And power generation will increase to compensate? Sounds ... odd?
That is the plan.
UK energy policy was all over the place in the years 1998 to 2008 as the government was wrestling with so many vested interests, coal, gas, oil, renewables, nuclear lobby. Since then the debate has settled and a pretty decent energy policy has emerged with a strong decarbonising agenda.
Basically subsides for renewables in solar and wind to kick start the market have paid off and we now have electricity competitively generated by large scale solar and wind and costs falling as industrial scale production ramps up. Solar and Wind will be compatible to other sources of electricity and cost will continue to fall.
Coal is the big polluter and is being rapidly phased out.
Natural gas is a kind of stop gap solution, its emits half the co2 per Giga watt as does coal, so its is a good and quick replacement for coal. But it will have to be replaced. Gas and oil are cheap to produce, so there will be cost issues as they are replaced.
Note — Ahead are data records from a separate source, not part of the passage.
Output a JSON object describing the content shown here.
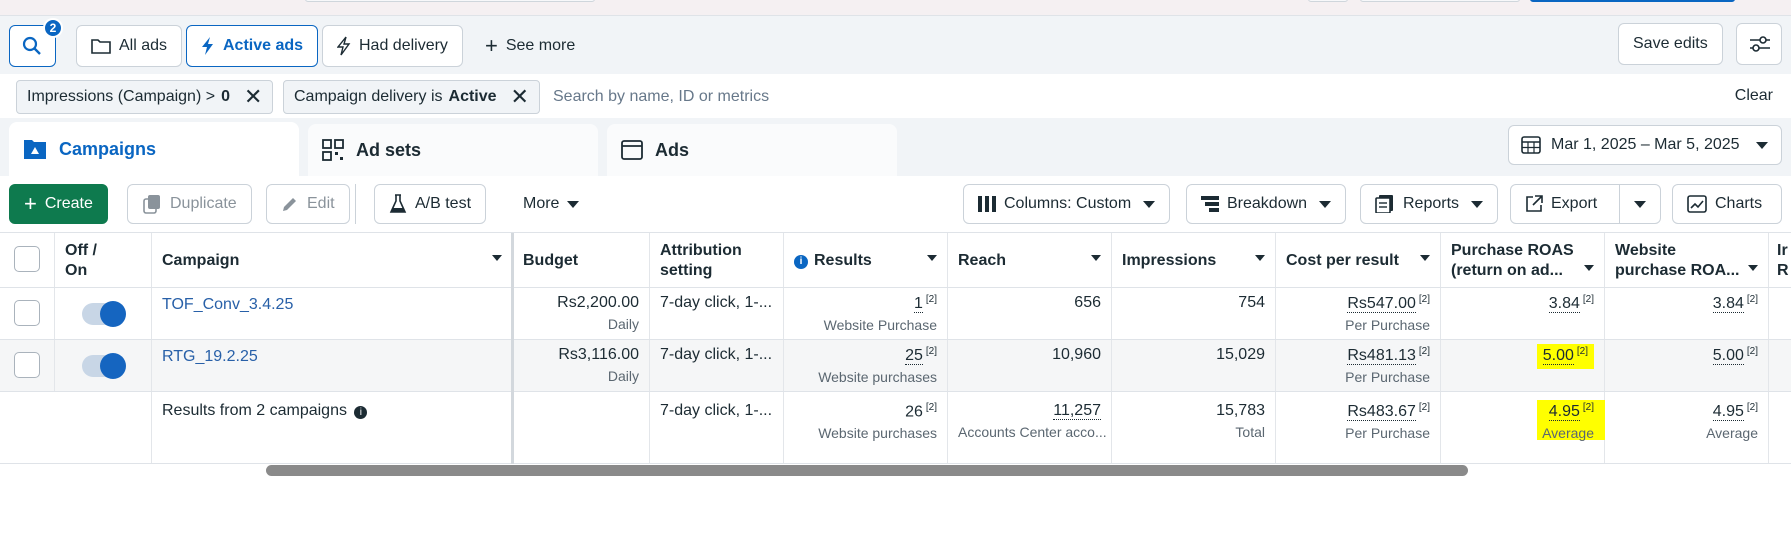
{
  "toolbar": {
    "search_badge": "2",
    "all_ads": "All ads",
    "active_ads": "Active ads",
    "had_delivery": "Had delivery",
    "see_more": "See more",
    "save_edits": "Save edits"
  },
  "filters": {
    "chip1_text": "Impressions (Campaign) >",
    "chip1_value": "0",
    "chip2_text": "Campaign delivery is",
    "chip2_value": "Active",
    "search_placeholder": "Search by name, ID or metrics",
    "clear": "Clear"
  },
  "tabs": {
    "campaigns": "Campaigns",
    "ad_sets": "Ad sets",
    "ads": "Ads"
  },
  "date_range": "Mar 1, 2025 – Mar 5, 2025",
  "actions": {
    "create": "Create",
    "duplicate": "Duplicate",
    "edit": "Edit",
    "ab_test": "A/B test",
    "more": "More",
    "columns": "Columns: Custom",
    "breakdown": "Breakdown",
    "reports": "Reports",
    "export": "Export",
    "charts": "Charts"
  },
  "table": {
    "headers": {
      "off_on_1": "Off /",
      "off_on_2": "On",
      "campaign": "Campaign",
      "budget": "Budget",
      "attribution_1": "Attribution",
      "attribution_2": "setting",
      "results": "Results",
      "reach": "Reach",
      "impressions": "Impressions",
      "cost_per_result": "Cost per result",
      "roas_1": "Purchase ROAS",
      "roas_2": "(return on ad...",
      "web_roas_1": "Website",
      "web_roas_2": "purchase ROA...",
      "cut_1": "Ir",
      "cut_2": "R"
    },
    "footnote": "[2]",
    "rows": [
      {
        "campaign": "TOF_Conv_3.4.25",
        "budget": "Rs2,200.00",
        "budget_sub": "Daily",
        "attribution": "7-day click, 1-...",
        "results": "1",
        "results_sub": "Website Purchase",
        "reach": "656",
        "impressions": "754",
        "cost": "Rs547.00",
        "cost_sub": "Per Purchase",
        "roas": "3.84",
        "web_roas": "3.84"
      },
      {
        "campaign": "RTG_19.2.25",
        "budget": "Rs3,116.00",
        "budget_sub": "Daily",
        "attribution": "7-day click, 1-...",
        "results": "25",
        "results_sub": "Website purchases",
        "reach": "10,960",
        "impressions": "15,029",
        "cost": "Rs481.13",
        "cost_sub": "Per Purchase",
        "roas": "5.00",
        "web_roas": "5.00"
      }
    ],
    "total": {
      "label": "Results from 2 campaigns",
      "attribution": "7-day click, 1-...",
      "results": "26",
      "results_sub": "Website purchases",
      "reach": "11,257",
      "reach_sub": "Accounts Center acco...",
      "impressions": "15,783",
      "impressions_sub": "Total",
      "cost": "Rs483.67",
      "cost_sub": "Per Purchase",
      "roas": "4.95",
      "roas_sub": "Average",
      "web_roas": "4.95",
      "web_roas_sub": "Average"
    }
  },
  "colors": {
    "accent": "#0a66c2",
    "create_green": "#0e7a4e",
    "highlight": "#ffff00",
    "link": "#2860a8"
  }
}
Nuclear is part of the mix. The problem with nuclear is, not so much the hazards of nuclear, but the huge capital cost of of large scale stations eg Hinkley point, it effectively needs government cash to get going. Roll Royce have been pushing the idea of SMRs small modular reactions, they are must more cost effective to build build as they can be build in a factory and then shipped to the power station. The result is a station such as Hartlepool or Sizewell would have dozens of small reactions rather than 3 or 4 huge ones. Its based on their submarine reactor, much easier to install and decommission. They planned this in the 2000 to 2010 period but then it ran into government quagmire and was finally announced as part of the nuclear deal last year with a £500m programme. Projected nuclear generation:
A source of confusion in the UK newpapers, the predomenant dicuson is about electricity going green, but electricity is only about 20% of our energy use, its all the other uses as well - tranport, industry, heating that also have to be replaced. The vast majority of our energy comes from oil an gas.
The biggest CO2 emissions are transport and domestic space heating so they are high up on the governments agenda for Net Zero. This will mean find ways to replace domestic gas heating. This graphic shows the total energy by source and also the source of energy for electricity generation. So whilst Wind, solar and hydro were 20% of electricity generation in 2017 ( 24% in 2020), that is only 20% of 21% so only 4% of total energy supply was renewables in 2017.
So its a massive challenge for the UK to complety replace its dominant energy sources.
This graphs shows government projecting to 2050 , cf 2019,sows coal, oil gas are replaced by hydrogen and electricity.
https://www.gov.uk/government/publi...g-our-net-zero-future-accessible-html-version
This final graphic from Bloomberg summarises the past from 2012 and projects the energy mix into electricity generation and I guess space heading to 2040 (its seems to have overlooked oil and diesel!).
So coal in red provided close to 50% of UKs energy needs in 2012 and will be gone by 2025. Gas has grown to fill the gap from coal but it then declines from 2022 onwards, Nuclear declines as old stations come off line, but picks up as new technology kicks in from late 2020 onwards and renewals continue to grow from less than 1% in 2012 to provide 75% of all energy by 2050, nuclear providing the rest. Not sure what happened to oil in this graphic! - edited for typos!